The days when a giant could walk the land in his true form had passed. To live in the Onyx Hall, or the home of any other faerie monarch, he drew himself inward, diminishing his bulk until he could live—if not comfortably. But here, hidden by walls of stone and flame, with the ceiling so high above, Prigurd could be as he once was.
The giant’s shoulders swelled upward and out. Head bowed, Prigurd grew, flexing arms as thick as an ox’s body, shifting legs the size of mighty trees. In his hands, the sword kept pace, until three men together could not have wielded it. Hewn from the stone of his rocky northern home, the blade held a touch of that cold chill, and the giant smiled to think of what it could do.

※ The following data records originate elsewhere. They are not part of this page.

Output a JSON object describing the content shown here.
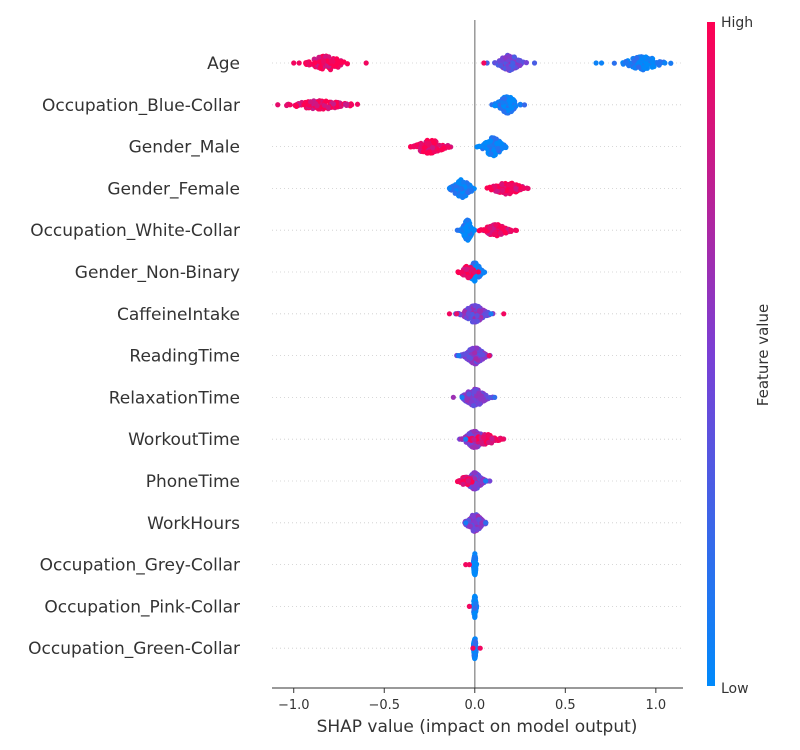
{
  "chart_data": {
    "type": "scatter",
    "subtype": "shap-beeswarm",
    "xlabel": "SHAP value (impact on model output)",
    "xlim": [
      -1.12,
      1.15
    ],
    "xticks": [
      {
        "value": -1.0,
        "label": "−1.0"
      },
      {
        "value": -0.5,
        "label": "−0.5"
      },
      {
        "value": 0.0,
        "label": "0.0"
      },
      {
        "value": 0.5,
        "label": "0.5"
      },
      {
        "value": 1.0,
        "label": "1.0"
      }
    ],
    "colorbar": {
      "title": "Feature value",
      "high_label": "High",
      "low_label": "Low",
      "low_color": "#008afb",
      "mid_color": "#7a3fd5",
      "high_color": "#ff0052"
    },
    "zero_line": true,
    "features": [
      {
        "name": "Age",
        "clusters": [
          {
            "center": -0.82,
            "spread": 0.055,
            "n": 110,
            "value": 0.95,
            "height": 0.85
          },
          {
            "center": 0.19,
            "spread": 0.035,
            "n": 90,
            "value": 0.45,
            "height": 0.95
          },
          {
            "center": 0.93,
            "spread": 0.055,
            "n": 110,
            "value": 0.05,
            "height": 0.8
          }
        ],
        "outliers": [
          [
            -1.0,
            0.95
          ],
          [
            -0.97,
            0.95
          ],
          [
            -0.6,
            0.95
          ],
          [
            0.05,
            0.95
          ],
          [
            0.33,
            0.3
          ],
          [
            0.67,
            0.05
          ],
          [
            0.7,
            0.05
          ],
          [
            1.05,
            0.05
          ]
        ]
      },
      {
        "name": "Occupation_Blue-Collar",
        "clusters": [
          {
            "center": -0.85,
            "spread": 0.09,
            "n": 130,
            "value": 0.95,
            "height": 0.5
          },
          {
            "center": 0.18,
            "spread": 0.03,
            "n": 110,
            "value": 0.05,
            "height": 1.0
          }
        ],
        "outliers": [
          [
            -1.02,
            0.95
          ],
          [
            -0.68,
            0.95
          ]
        ]
      },
      {
        "name": "Gender_Male",
        "clusters": [
          {
            "center": -0.25,
            "spread": 0.05,
            "n": 100,
            "value": 0.95,
            "height": 0.8
          },
          {
            "center": 0.1,
            "spread": 0.03,
            "n": 130,
            "value": 0.05,
            "height": 1.1
          }
        ],
        "outliers": [
          [
            -0.34,
            0.95
          ],
          [
            0.17,
            0.05
          ]
        ]
      },
      {
        "name": "Gender_Female",
        "clusters": [
          {
            "center": -0.07,
            "spread": 0.03,
            "n": 100,
            "value": 0.05,
            "height": 1.1
          },
          {
            "center": 0.18,
            "spread": 0.05,
            "n": 90,
            "value": 0.95,
            "height": 0.7
          }
        ],
        "outliers": [
          [
            -0.14,
            0.05
          ],
          [
            0.27,
            0.95
          ]
        ]
      },
      {
        "name": "Occupation_White-Collar",
        "clusters": [
          {
            "center": -0.04,
            "spread": 0.015,
            "n": 110,
            "value": 0.05,
            "height": 1.2
          },
          {
            "center": 0.12,
            "spread": 0.04,
            "n": 90,
            "value": 0.95,
            "height": 0.7
          }
        ],
        "outliers": [
          [
            0.2,
            0.95
          ]
        ]
      },
      {
        "name": "Gender_Non-Binary",
        "clusters": [
          {
            "center": 0.0,
            "spread": 0.02,
            "n": 100,
            "value": 0.05,
            "height": 1.1
          },
          {
            "center": -0.04,
            "spread": 0.02,
            "n": 60,
            "value": 0.95,
            "height": 0.7
          }
        ],
        "outliers": [
          [
            -0.07,
            0.95
          ],
          [
            0.05,
            0.05
          ]
        ]
      },
      {
        "name": "CaffeineIntake",
        "clusters": [
          {
            "center": 0.0,
            "spread": 0.035,
            "n": 180,
            "value": 0.5,
            "height": 1.0
          }
        ],
        "outliers": [
          [
            -0.14,
            0.95
          ],
          [
            0.16,
            0.95
          ],
          [
            0.09,
            0.1
          ],
          [
            -0.1,
            0.9
          ]
        ]
      },
      {
        "name": "ReadingTime",
        "clusters": [
          {
            "center": 0.0,
            "spread": 0.03,
            "n": 180,
            "value": 0.5,
            "height": 1.0
          }
        ],
        "outliers": [
          [
            -0.09,
            0.1
          ],
          [
            0.08,
            0.9
          ]
        ]
      },
      {
        "name": "RelaxationTime",
        "clusters": [
          {
            "center": 0.0,
            "spread": 0.035,
            "n": 180,
            "value": 0.5,
            "height": 1.0
          }
        ],
        "outliers": [
          [
            -0.07,
            0.1
          ],
          [
            0.11,
            0.2
          ]
        ]
      },
      {
        "name": "WorkoutTime",
        "clusters": [
          {
            "center": 0.0,
            "spread": 0.03,
            "n": 150,
            "value": 0.5,
            "height": 1.0
          },
          {
            "center": 0.06,
            "spread": 0.04,
            "n": 60,
            "value": 0.95,
            "height": 0.6
          }
        ],
        "outliers": [
          [
            0.15,
            0.95
          ],
          [
            -0.05,
            0.1
          ]
        ]
      },
      {
        "name": "PhoneTime",
        "clusters": [
          {
            "center": 0.0,
            "spread": 0.025,
            "n": 150,
            "value": 0.5,
            "height": 1.0
          },
          {
            "center": -0.05,
            "spread": 0.02,
            "n": 40,
            "value": 0.95,
            "height": 0.5
          }
        ],
        "outliers": [
          [
            -0.09,
            0.95
          ],
          [
            0.06,
            0.1
          ]
        ]
      },
      {
        "name": "WorkHours",
        "clusters": [
          {
            "center": 0.0,
            "spread": 0.025,
            "n": 170,
            "value": 0.5,
            "height": 1.0
          }
        ],
        "outliers": [
          [
            -0.05,
            0.1
          ],
          [
            0.06,
            0.2
          ]
        ]
      },
      {
        "name": "Occupation_Grey-Collar",
        "clusters": [
          {
            "center": 0.0,
            "spread": 0.004,
            "n": 90,
            "value": 0.05,
            "height": 1.3
          }
        ],
        "outliers": [
          [
            -0.05,
            0.95
          ],
          [
            -0.03,
            0.95
          ]
        ]
      },
      {
        "name": "Occupation_Pink-Collar",
        "clusters": [
          {
            "center": 0.0,
            "spread": 0.004,
            "n": 90,
            "value": 0.05,
            "height": 1.3
          }
        ],
        "outliers": [
          [
            -0.03,
            0.95
          ]
        ]
      },
      {
        "name": "Occupation_Green-Collar",
        "clusters": [
          {
            "center": 0.0,
            "spread": 0.004,
            "n": 90,
            "value": 0.05,
            "height": 1.3
          }
        ],
        "outliers": [
          [
            0.03,
            0.95
          ],
          [
            -0.01,
            0.95
          ]
        ]
      }
    ]
  }
}
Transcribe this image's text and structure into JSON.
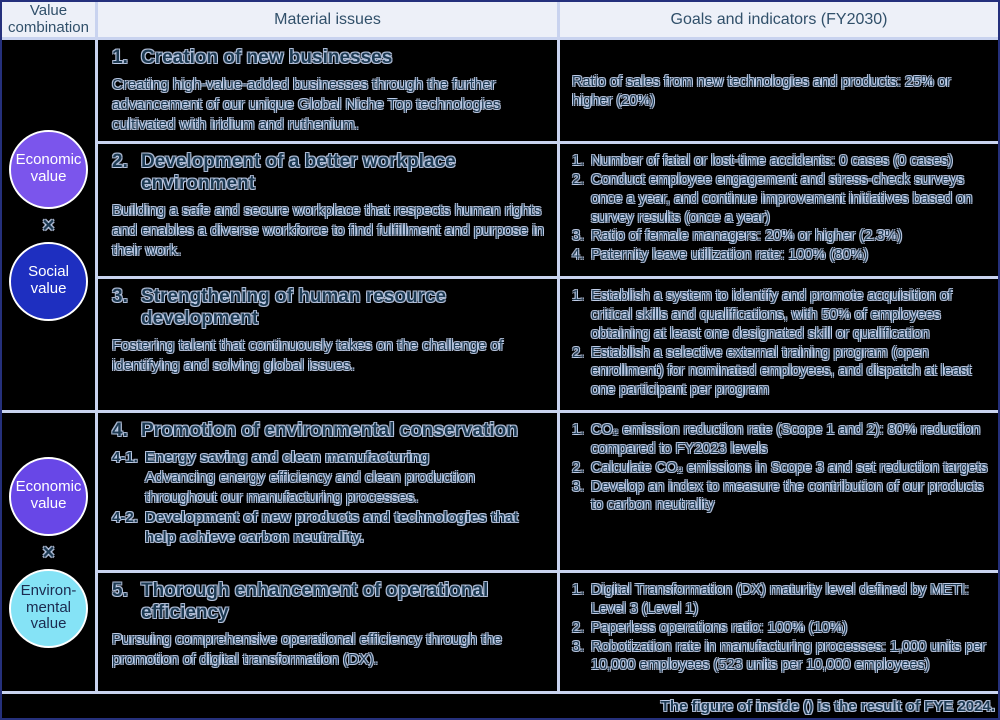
{
  "table": {
    "headers": {
      "value_combination": "Value\ncombination",
      "material_issues": "Material issues",
      "goals_indicators": "Goals and indicators (FY2030)"
    },
    "footer_note": "The figure of inside () is the result of FYE 2024."
  },
  "colors": {
    "cell_background": "#000000",
    "grid_line": "#c9d3ef",
    "outer_border": "#25307c",
    "header_background": "#edf0f8",
    "text_dark": "#1d3a52",
    "text_outline": "#c4d2ee"
  },
  "value_groups": [
    {
      "operator": "×",
      "circles": [
        {
          "name": "economic-value",
          "label": "Economic\nvalue",
          "bg": "#7b55ec",
          "fg": "#ffffff"
        },
        {
          "name": "social-value",
          "label": "Social\nvalue",
          "bg": "#1e2fc0",
          "fg": "#ffffff"
        }
      ]
    },
    {
      "operator": "×",
      "circles": [
        {
          "name": "economic-value",
          "label": "Economic\nvalue",
          "bg": "#6847e7",
          "fg": "#ffffff"
        },
        {
          "name": "environmental-value",
          "label": "Environ-\nmental\nvalue",
          "bg": "#85e3f6",
          "fg": "#1b2b50"
        }
      ]
    }
  ],
  "rows": [
    {
      "number": "1.",
      "title": "Creation of new businesses",
      "description": "Creating high-value-added businesses through the further advancement of our unique Global Niche Top technologies cultivated with iridium and ruthenium.",
      "goals": [
        {
          "num": "",
          "text": "Ratio of sales from new technologies and products: 25% or higher (20%)"
        }
      ]
    },
    {
      "number": "2.",
      "title": "Development of a better workplace environment",
      "description": "Building a safe and secure workplace that respects human rights and enables a diverse workforce to find fulfillment and purpose in their work.",
      "goals": [
        {
          "num": "1.",
          "text": "Number of fatal or lost-time accidents: 0 cases (0 cases)"
        },
        {
          "num": "2.",
          "text": "Conduct employee engagement and stress-check surveys once a year, and continue improvement initiatives based on survey results (once a year)"
        },
        {
          "num": "3.",
          "text": "Ratio of female managers: 20% or higher (2.3%)"
        },
        {
          "num": "4.",
          "text": "Paternity leave utilization rate: 100% (80%)"
        }
      ]
    },
    {
      "number": "3.",
      "title": "Strengthening of human resource development",
      "description": "Fostering talent that continuously takes on the challenge of identifying and solving global issues.",
      "goals": [
        {
          "num": "1.",
          "text": "Establish a system to identify and promote acquisition of critical skills and qualifications, with 50% of employees obtaining at least one designated skill or qualification"
        },
        {
          "num": "2.",
          "text": "Establish a selective external training program (open enrollment) for nominated employees, and dispatch at least one participant per program"
        }
      ]
    },
    {
      "number": "4.",
      "title": "Promotion of environmental conservation",
      "description": "",
      "subitems": [
        {
          "num": "4-1.",
          "heading": "Energy saving and clean manufacturing",
          "detail": "Advancing energy efficiency and clean production throughout our manufacturing processes."
        },
        {
          "num": "4-2.",
          "heading": "Development of new products and technologies that help achieve carbon neutrality.",
          "detail": ""
        }
      ],
      "goals": [
        {
          "num": "1.",
          "text": "CO₂ emission reduction rate (Scope 1 and 2): 80% reduction compared to FY2023 levels"
        },
        {
          "num": "2.",
          "text": "Calculate CO₂ emissions in Scope 3 and set reduction targets"
        },
        {
          "num": "3.",
          "text": "Develop an index to measure the contribution of our products to carbon neutrality"
        }
      ]
    },
    {
      "number": "5.",
      "title": "Thorough enhancement of operational efficiency",
      "description": "Pursuing comprehensive operational efficiency through the promotion of digital transformation (DX).",
      "goals": [
        {
          "num": "1.",
          "text": "Digital Transformation (DX) maturity level defined by METI: Level 3 (Level 1)"
        },
        {
          "num": "2.",
          "text": "Paperless operations ratio: 100% (10%)"
        },
        {
          "num": "3.",
          "text": "Robotization rate in manufacturing processes: 1,000 units per 10,000 employees (523 units per 10,000 employees)"
        }
      ]
    }
  ]
}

No Dragon would eat his home. Not this day, nor any other.
The wooden roof was well in flames, but the Fire had not the patience to wait. With a roar, its power struck downward, and the stone of the ceiling shattered as if blasted by gunpowder.
A blazing column punched through to the floor, smashing into ruin the recumbent monument of some long-dead knight. Upward curved the flames, a thick band coiling about itself, until the gathered fae could barely look at it, or breathe the searing air. The stone beneath calcined white, crumbling into powder that spun into a stinging whirlwind, the herald of the Dragon.